Amending the Constitution
The Founders knew there were unresolved issues (slavery in particular) and others they couldn’t foresee, so Article V of the Constitution makes it possible to amend, or change, our Constitution. There are two methods, neither of which involve either the Executive or Judicial Branches. Both rely heavily on the states.
So far, there have been 27 amendments, all of which started in Congress. The first ten are the Bill of Rights and two states refused to ratify the Constitution without the promise that a Bill of Rights would be passed quickly and sent to the states for ratification. Twelve amendments were passed by that first Congress. Ten of them went on to be the Bill of Rights, one was never ratified, and one finally became the 27th Amendment in 1992.
Under that method, Congress must first pass an amendment with a vote of two thirds in favor. It is then sent to the states for ratification. When, and if, three fourths of the states required it, it becomes part of the Constitution. That means that while it only required ten states to ratify what became the 27th Amendment when it left Congress, it required thirty eight by the time it finally became part of the Constitution in 1992. Amendments that pass Congress are not guaranteed to become part of our Constitution. Not all receive enough ratifications to become part of our Constitution.
In the 20th century, many (but not all) started to have deadlines for ratification. The Equal Rights Amendment (ERA) had a seven, extended to ten, year deadline for ratification. After ten years, thirty five of the required thirty eight states had ratified it. The ERA is one of six amendments passed by Congress that failed to become part of our Constitution.
There is a second way to amend it. That is for the legislatures of two thirds of the states, currently 34, to send Congress a request for a Constitutional Convention.
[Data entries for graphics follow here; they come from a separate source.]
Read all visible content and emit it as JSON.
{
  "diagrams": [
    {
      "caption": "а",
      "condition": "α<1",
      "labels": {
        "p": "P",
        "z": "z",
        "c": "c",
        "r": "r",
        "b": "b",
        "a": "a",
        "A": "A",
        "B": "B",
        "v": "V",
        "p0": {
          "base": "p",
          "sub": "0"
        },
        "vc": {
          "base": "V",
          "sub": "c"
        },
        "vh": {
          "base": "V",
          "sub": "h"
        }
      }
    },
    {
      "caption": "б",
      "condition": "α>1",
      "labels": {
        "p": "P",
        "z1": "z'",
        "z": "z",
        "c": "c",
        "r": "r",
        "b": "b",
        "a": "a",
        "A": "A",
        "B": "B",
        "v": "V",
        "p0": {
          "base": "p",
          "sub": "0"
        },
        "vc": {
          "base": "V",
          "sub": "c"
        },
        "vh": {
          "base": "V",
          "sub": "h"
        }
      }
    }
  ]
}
Other names for it are a Title V Convention (the Constitutional basis for the convention) or Con Con. Any amendments they pass will still need to be ratified by three fourths of the states. To date, this has not happened, but there are standing requests from 32 states to have a Con Con. That means we only need requests from two more states and it will happen. In this method, the Legislative Branch (Congress) joins the other two branches in playing essentially no role in crafting or passing the amendments. They actually call the Convention, but it is not their choice and they have no involvement beyond this. The states control the process from beginning to end.